I looked at other sports to be sure I had my bases covered. Basketball movies came quite late in Korea and they have always been rare. Track and Field had its first movie back in 1965 and even Dodgeball had a film made, albeit a children’s film (Shoot Fireworks, Tonkey!) in 1993.

Because so much is unknown about The Angel in White and the Hunchback, I will dub Vanished Dream as the first sports-themed movie made in Korea.

final showdownAddition– Taekwondo: Matt in the comment section asked about Taekwondo.  Seeing how it  is the national sport of Korea, I really should have included it in my initial writing, but while I had researched it, I had left it out.  I will correct that oversight now.  When starting to look for Taekwondo movies, I thought I would have to wade through dozens of martial arts films that have someone training in taekwondo, but were not actually sports movies (any more than Jackie Chan’s Drunken Master could be considered a sports film. However, while that would have been the case in the 70s when Hong Kong-style action movies were popular, I was lucky.  The first Taekwondo film was made in 1967 called The Final Showdown.  Directed by Kim Mook, it tells the story of two rival training schools with different techniques of study, claiming to be the most authentic and pure form of taekwondo.  One of the school’s master students goes into the mountains and concentrates on his training and later returns to participate in a match, soundly beating the rival school and earning the title of True Taekwondo for his gym. While this is the first Taekwondo-themed movie, Boxing still retains the title of being the first sport in Korean film.

2 Responses to “Sports in Korean Films”

  1. Matt Says:

    Great post! I watched Lee Jang-Ho’s Baseball Team recently (I think the film was released in 1986) and I was wondering if there were other older baseball movies: now I know!

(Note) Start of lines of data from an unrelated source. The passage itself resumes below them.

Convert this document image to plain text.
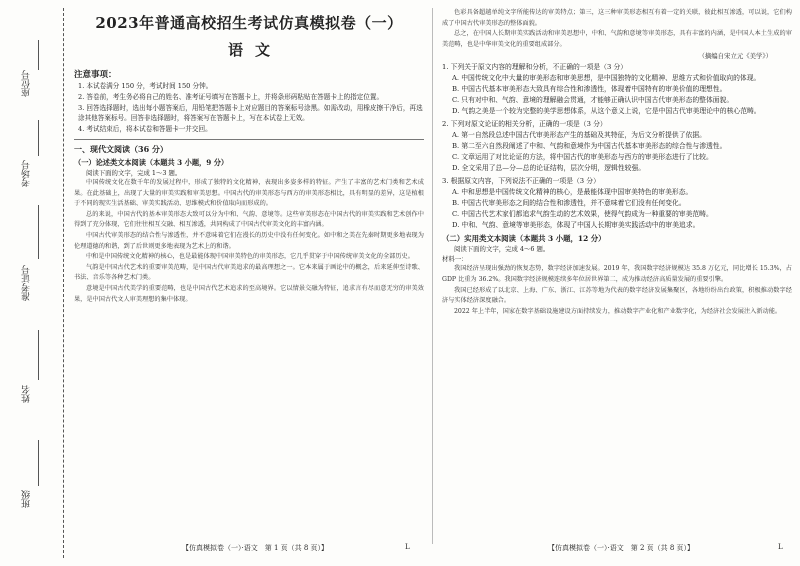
座位号
考场号
准考证号
姓名
班级
2023年普通高校招生考试仿真模拟卷（一）
语文
注意事项：
1. 本试卷满分 150 分，考试时间 150 分钟。
2. 答卷前，考生务必将自己的姓名、准考证号填写在答题卡上，并将条形码粘贴在答题卡上的指定位置。
3. 回答选择题时，选出每小题答案后，用铅笔把答题卡上对应题目的答案标号涂黑。如需改动，用橡皮擦干净后，再选涂其他答案标号。回答非选择题时，将答案写在答题卡上，写在本试卷上无效。
4. 考试结束后，将本试卷和答题卡一并交回。
一、现代文阅读（36 分）
（一）论述类文本阅读（本题共 3 小题，9 分）
阅读下面的文字，完成 1～3 题。

中国传统文化在数千年的发展过程中，形成了独特的文化精神，表现出多姿多样的特征。产生了丰富的艺术门类和艺术成果。在此基础上，出现了大量的审美实践和审美思想。中国古代的审美形态与西方的审美形态相比，具有明显的差异，这是植根于不同的现实生活基础、审美实践活动、思维模式和价值取向而形成的。

总的来说，中国古代的基本审美形态大致可以分为中和、气韵、意境等。这些审美形态在中国古代的审美实践和艺术创作中得到了充分体现，它们往往相互交融、相互渗透，共同构成了中国古代审美文化的丰富内涵。

中国古代审美形态的结合性与渗透性，并不意味着它们在漫长的历史中没有任何变化。如中和之美在先秦时期更多地表现为伦理道德的和谐，到了后世则更多地表现为艺术上的和谐。

中和是中国传统文化精神的核心，也是最能体现中国审美特色的审美形态，它几乎贯穿于中国传统审美文化的全部历史。

气韵是中国古代艺术的重要审美范畴，是中国古代审美追求的最高理想之一。它本来属于画论中的概念，后来延伸至诗歌、书法、音乐等各种艺术门类。

意境是中国古代美学的重要范畴，也是中国古代艺术追求的至高境界。它以情景交融为特征，追求言有尽而意无穷的审美效果，是中国古代文人审美理想的集中体现。

色彩具备超越单纯文字所能传达的审美特点；第三，这三种审美形态相互有着一定的关联，彼此相互渗透，可以说，它们构成了中国古代审美形态的整体面貌。

总之，在中国人长期审美实践活动和审美思想中，中和、气韵和意境等审美形态，具有丰富的内涵，是中国人本土生成的审美范畴，也是中华审美文化的重要组成部分。

（摘编自宋立元《美学》）
1. 下列关于原文内容的理解和分析，不正确的一项是（3 分）
A. 中国传统文化中大量的审美形态和审美思想，是中国独特的文化精神、思维方式和价值取向的体现。
B. 中国古代基本审美形态大致具有综合性和渗透性，体现着中国特有的审美价值的理想性。
C. 只有对中和、气韵、意境的理解融会贯通，才能够正确认识中国古代审美形态的整体面貌。
D. 气韵之美是一个较为完整的美学思想体系，从这个意义上说，它是中国古代审美理论中的核心范畴。
2. 下列对原文论证的相关分析，正确的一项是（3 分）
A. 第一自然段总述中国古代审美形态产生的基础及其特征，为后文分析提供了依据。
B. 第二至六自然段阐述了中和、气韵和意境作为中国古代基本审美形态的综合性与渗透性。
C. 文章运用了对比论证的方法，将中国古代的审美形态与西方的审美形态进行了比较。
D. 全文采用了总—分—总的论证结构，层次分明，逻辑性较强。
3. 根据原文内容，下列说法不正确的一项是（3 分）
A. 中和思想是中国传统文化精神的核心，是最能体现中国审美特色的审美形态。
B. 中国古代审美形态之间的结合性和渗透性，并不意味着它们没有任何变化。
C. 中国古代艺术家们都追求气韵生动的艺术效果，使得气韵成为一种重要的审美范畴。
D. 中和、气韵、意境等审美形态，体现了中国人长期审美实践活动中的审美追求。
（二）实用类文本阅读（本题共 3 小题，12 分）
阅读下面的文字，完成 4～6 题。
材料一：

我国经济呈现出强劲的恢复态势，数字经济加速发展。2019 年，我国数字经济规模达 35.8 万亿元，同比增长 15.3%，占 GDP 比重为 36.2%。我国数字经济规模连续多年位居世界第二，成为推动经济高质量发展的重要引擎。

我国已经形成了以北京、上海、广东、浙江、江苏等地为代表的数字经济发展集聚区，各地纷纷出台政策，积极推动数字经济与实体经济深度融合。

2022 年上半年，国家在数字基础设施建设方面持续发力，推动数字产业化和产业数字化，为经济社会发展注入新动能。

【仿真模拟卷（一）·语文　第 1 页（共 8 页）】	L	【仿真模拟卷（一）·语文　第 2 页（共 8 页）】	L
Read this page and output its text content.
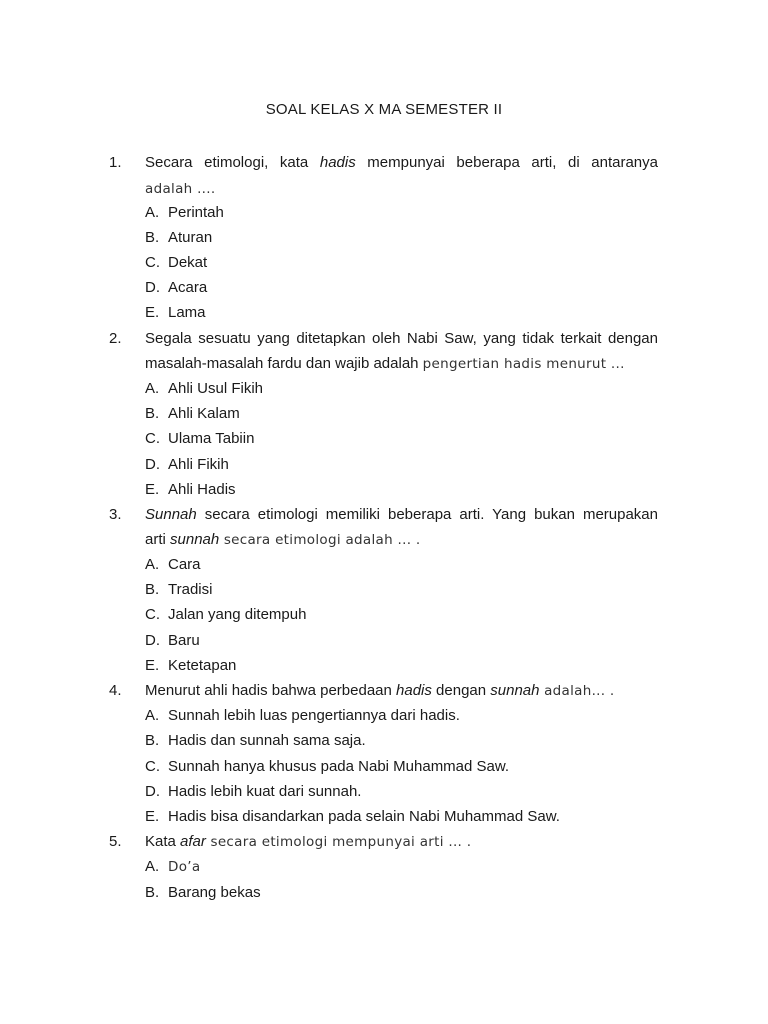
SOAL KELAS X MA SEMESTER II
1. Secara etimologi, kata hadis mempunyai beberapa arti, di antaranya
adalah ....
A. Perintah
B. Aturan
C. Dekat
D. Acara
E. Lama
2. Segala sesuatu yang ditetapkan oleh Nabi Saw, yang tidak terkait dengan
masalah-masalah fardu dan wajib adalah pengertian hadis menurut ...
A. Ahli Usul Fikih
B. Ahli Kalam
C. Ulama Tabiin
D. Ahli Fikih
E. Ahli Hadis
3. Sunnah secara etimologi memiliki beberapa arti. Yang bukan merupakan
arti sunnah secara etimologi adalah ... .
A. Cara
B. Tradisi
C. Jalan yang ditempuh
D. Baru
E. Ketetapan
4. Menurut ahli hadis bahwa perbedaan hadis dengan sunnah adalah... .
A. Sunnah lebih luas pengertiannya dari hadis.
B. Hadis dan sunnah sama saja.
C. Sunnah hanya khusus pada Nabi Muhammad Saw.
D. Hadis lebih kuat dari sunnah.
E. Hadis bisa disandarkan pada selain Nabi Muhammad Saw.
5. Kata afar secara etimologi mempunyai arti ... .
A. Do’a
B. Barang bekas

Because Chun Doo-hwan created the pro-baseball and pro-soccer leagues in the early 1980s I would have guessed that baseball and soccer films started in the 1980s, so it’s interesting to see that there are actually much older films about these sports.

    One question: since Taekwondo is in the Olympics I think it’s only fair to consider it a sport. What is the oldest Taekwondo film?

  2. Tom Says:

    I just updated the post to include Taekwondo, which I would have guessed to have appeared in movies much earlier than it did.